Les films réalisés par Ford au début des années 1920 ont aussi,
pour une grande partie d'entre eux, disparu. Il ne reste que "Just Pals" (1920)
qui est le premier film que l'auteur réalise pour le compte de la Fox
et "Cameo Kirby" (1923) qu'il signe "John Ford" pour la première fois,
à la place de son précédent pseudonyme.
Ford se voit confier en 1924 la réalisation du "Cheval de fer"
(The Iron Horse), production pharaonique de la Fox. En 1926, toujours pour
la Fox, il réalise "Trois sublimes canailles" (Three Bad Men). En 1927,
il se rend en Allemagne pour le tournage des "Quatre Fils" (Four Sons)
et découvre à cette occasion le cinéma expressionniste.
Ce film est le plus grand succès public de la carrière muette de Ford.
Il réutilisera une photo au style volontairement expressionniste en 1928
dans "La Maison du bourreau" (Hangman's House).

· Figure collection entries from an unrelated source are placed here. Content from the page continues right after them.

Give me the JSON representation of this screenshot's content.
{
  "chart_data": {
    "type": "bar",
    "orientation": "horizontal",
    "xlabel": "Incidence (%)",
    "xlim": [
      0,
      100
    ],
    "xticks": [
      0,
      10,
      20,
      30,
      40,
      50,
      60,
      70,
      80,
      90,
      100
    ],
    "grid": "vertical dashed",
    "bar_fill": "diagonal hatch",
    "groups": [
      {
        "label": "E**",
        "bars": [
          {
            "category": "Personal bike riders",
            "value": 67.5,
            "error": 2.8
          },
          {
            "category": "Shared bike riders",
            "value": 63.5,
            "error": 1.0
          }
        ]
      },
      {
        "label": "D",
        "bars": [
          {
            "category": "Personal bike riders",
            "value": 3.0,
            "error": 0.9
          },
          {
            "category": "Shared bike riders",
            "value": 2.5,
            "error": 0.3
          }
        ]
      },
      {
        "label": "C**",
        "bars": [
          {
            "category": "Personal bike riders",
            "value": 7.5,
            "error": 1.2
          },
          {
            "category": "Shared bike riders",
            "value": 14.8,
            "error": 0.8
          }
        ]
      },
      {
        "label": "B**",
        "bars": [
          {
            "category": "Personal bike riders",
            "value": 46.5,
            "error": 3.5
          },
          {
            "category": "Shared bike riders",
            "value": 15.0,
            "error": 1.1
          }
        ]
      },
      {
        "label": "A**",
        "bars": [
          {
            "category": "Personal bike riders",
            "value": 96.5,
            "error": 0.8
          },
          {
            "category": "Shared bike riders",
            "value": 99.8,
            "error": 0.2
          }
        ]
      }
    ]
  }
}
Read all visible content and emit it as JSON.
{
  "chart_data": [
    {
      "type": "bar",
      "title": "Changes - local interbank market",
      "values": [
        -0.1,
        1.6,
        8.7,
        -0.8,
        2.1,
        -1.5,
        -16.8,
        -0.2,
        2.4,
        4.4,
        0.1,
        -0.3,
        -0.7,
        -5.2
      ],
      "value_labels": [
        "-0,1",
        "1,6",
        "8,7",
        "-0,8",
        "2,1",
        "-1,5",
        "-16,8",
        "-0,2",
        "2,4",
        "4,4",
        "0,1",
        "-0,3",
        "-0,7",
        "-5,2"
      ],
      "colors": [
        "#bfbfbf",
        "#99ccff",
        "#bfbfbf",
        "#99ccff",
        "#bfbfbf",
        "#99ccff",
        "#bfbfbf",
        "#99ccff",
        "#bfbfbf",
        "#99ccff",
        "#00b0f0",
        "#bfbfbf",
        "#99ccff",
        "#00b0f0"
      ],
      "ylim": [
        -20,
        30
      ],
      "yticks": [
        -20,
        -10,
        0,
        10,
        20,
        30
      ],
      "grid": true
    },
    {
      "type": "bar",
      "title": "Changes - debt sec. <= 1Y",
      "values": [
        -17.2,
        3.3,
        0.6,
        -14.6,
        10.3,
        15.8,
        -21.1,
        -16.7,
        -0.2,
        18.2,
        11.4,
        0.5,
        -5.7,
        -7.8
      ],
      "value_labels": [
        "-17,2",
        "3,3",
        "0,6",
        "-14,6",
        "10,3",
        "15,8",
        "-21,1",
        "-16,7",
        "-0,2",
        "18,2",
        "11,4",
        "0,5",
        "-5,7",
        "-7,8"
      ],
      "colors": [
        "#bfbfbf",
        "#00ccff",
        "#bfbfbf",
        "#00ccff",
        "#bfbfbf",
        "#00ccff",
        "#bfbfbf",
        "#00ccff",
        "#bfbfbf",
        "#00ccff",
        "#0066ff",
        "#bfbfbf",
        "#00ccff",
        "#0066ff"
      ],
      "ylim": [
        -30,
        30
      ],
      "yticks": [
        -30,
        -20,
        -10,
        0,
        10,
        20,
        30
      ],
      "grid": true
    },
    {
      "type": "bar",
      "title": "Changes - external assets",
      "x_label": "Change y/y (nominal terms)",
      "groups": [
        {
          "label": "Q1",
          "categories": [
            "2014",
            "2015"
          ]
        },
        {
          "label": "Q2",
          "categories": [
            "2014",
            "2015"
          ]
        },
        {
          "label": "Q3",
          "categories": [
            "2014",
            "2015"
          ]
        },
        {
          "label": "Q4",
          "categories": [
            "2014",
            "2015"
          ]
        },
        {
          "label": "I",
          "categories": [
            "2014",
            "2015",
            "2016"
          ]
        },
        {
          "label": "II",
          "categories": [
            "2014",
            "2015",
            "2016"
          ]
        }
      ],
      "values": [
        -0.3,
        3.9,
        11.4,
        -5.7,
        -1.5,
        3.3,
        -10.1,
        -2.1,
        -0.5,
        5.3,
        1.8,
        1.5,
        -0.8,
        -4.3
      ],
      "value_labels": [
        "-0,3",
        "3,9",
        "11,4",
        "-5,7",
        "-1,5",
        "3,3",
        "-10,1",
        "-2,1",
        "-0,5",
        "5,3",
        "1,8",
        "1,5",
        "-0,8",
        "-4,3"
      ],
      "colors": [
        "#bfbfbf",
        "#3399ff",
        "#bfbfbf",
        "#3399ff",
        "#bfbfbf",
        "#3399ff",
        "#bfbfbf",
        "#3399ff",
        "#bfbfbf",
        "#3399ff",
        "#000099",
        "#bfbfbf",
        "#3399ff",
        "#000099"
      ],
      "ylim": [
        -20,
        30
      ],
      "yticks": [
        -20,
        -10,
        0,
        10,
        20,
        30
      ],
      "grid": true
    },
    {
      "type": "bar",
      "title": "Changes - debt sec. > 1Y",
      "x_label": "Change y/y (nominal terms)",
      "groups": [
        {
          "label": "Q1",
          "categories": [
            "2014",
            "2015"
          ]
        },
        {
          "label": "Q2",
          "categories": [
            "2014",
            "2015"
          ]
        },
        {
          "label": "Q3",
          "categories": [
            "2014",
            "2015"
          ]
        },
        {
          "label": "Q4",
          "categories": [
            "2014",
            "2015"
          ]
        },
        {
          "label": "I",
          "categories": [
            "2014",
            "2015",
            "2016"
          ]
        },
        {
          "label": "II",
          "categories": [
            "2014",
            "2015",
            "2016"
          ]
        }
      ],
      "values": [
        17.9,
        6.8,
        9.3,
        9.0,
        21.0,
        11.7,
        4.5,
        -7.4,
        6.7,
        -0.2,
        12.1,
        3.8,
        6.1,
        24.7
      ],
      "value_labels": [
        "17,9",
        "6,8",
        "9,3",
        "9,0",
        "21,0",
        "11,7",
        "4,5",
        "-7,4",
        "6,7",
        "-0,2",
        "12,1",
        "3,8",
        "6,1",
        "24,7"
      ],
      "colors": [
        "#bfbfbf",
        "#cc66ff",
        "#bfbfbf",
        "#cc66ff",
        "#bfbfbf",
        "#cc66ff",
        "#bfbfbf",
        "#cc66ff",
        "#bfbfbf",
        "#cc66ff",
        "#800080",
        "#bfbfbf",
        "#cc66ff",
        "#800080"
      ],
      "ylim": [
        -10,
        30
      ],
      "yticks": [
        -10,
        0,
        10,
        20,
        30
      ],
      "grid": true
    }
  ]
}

En 1927 il est élu à
la tête de la Motion Pictures Directors Association.
Le premier film entièrement parlant de Ford est
"Napoleon"s Barber" (aujourd'hui perdu).
En 1930, "Hommes sans femmes" (Men Without Women) est la première
collaboration de Ford avec le scénariste Dudley Nichols. Ford a
trouvéun scénariste en phase avec son cinéma. En 1931, la Fox met fin à son
contrat. Il peut désormais tourner pour d'autres compagnies.
En 1931, il réalise "Arrowsmith" pour le producteur Samuel Goldwyn, qui
lui vaut sa première nomination aux Oscars.
Son film suivant, "Tête Brûlée" (Air Mail, 1932) est produit par Universal.
Il réalise ensuite son premier film pour la Metro Goldwyn Mayer :
le mélodrame "Une femme survint" (Flesh, 1932). Il retrouve Dudley Nichols
pour "La Patrouille perdue" (The Lost Patrol) qu'il met en scène en 1934
pour la RKO. Lié par son contrat avec la Fox, il doit prendre en charge
la réalisation du "Monde en marche" (The World Moves On, 1934).
Bien que ce film comporte des scènes de guerre très réussies,
Ford détestera ce film.
Il eut plus de réussite avec"Judge Priest" (1934) avec Dudley Nichols
au scénario et l'acteur Will Rogers qu'il avait dirigé l'année précédente dans
"Doctor Bull" (1933) et qu'il dirigera à nouveau en 1935 dans
"Steamboat Round the Bend". "Judgd Priest" est l'un de ses films préférés.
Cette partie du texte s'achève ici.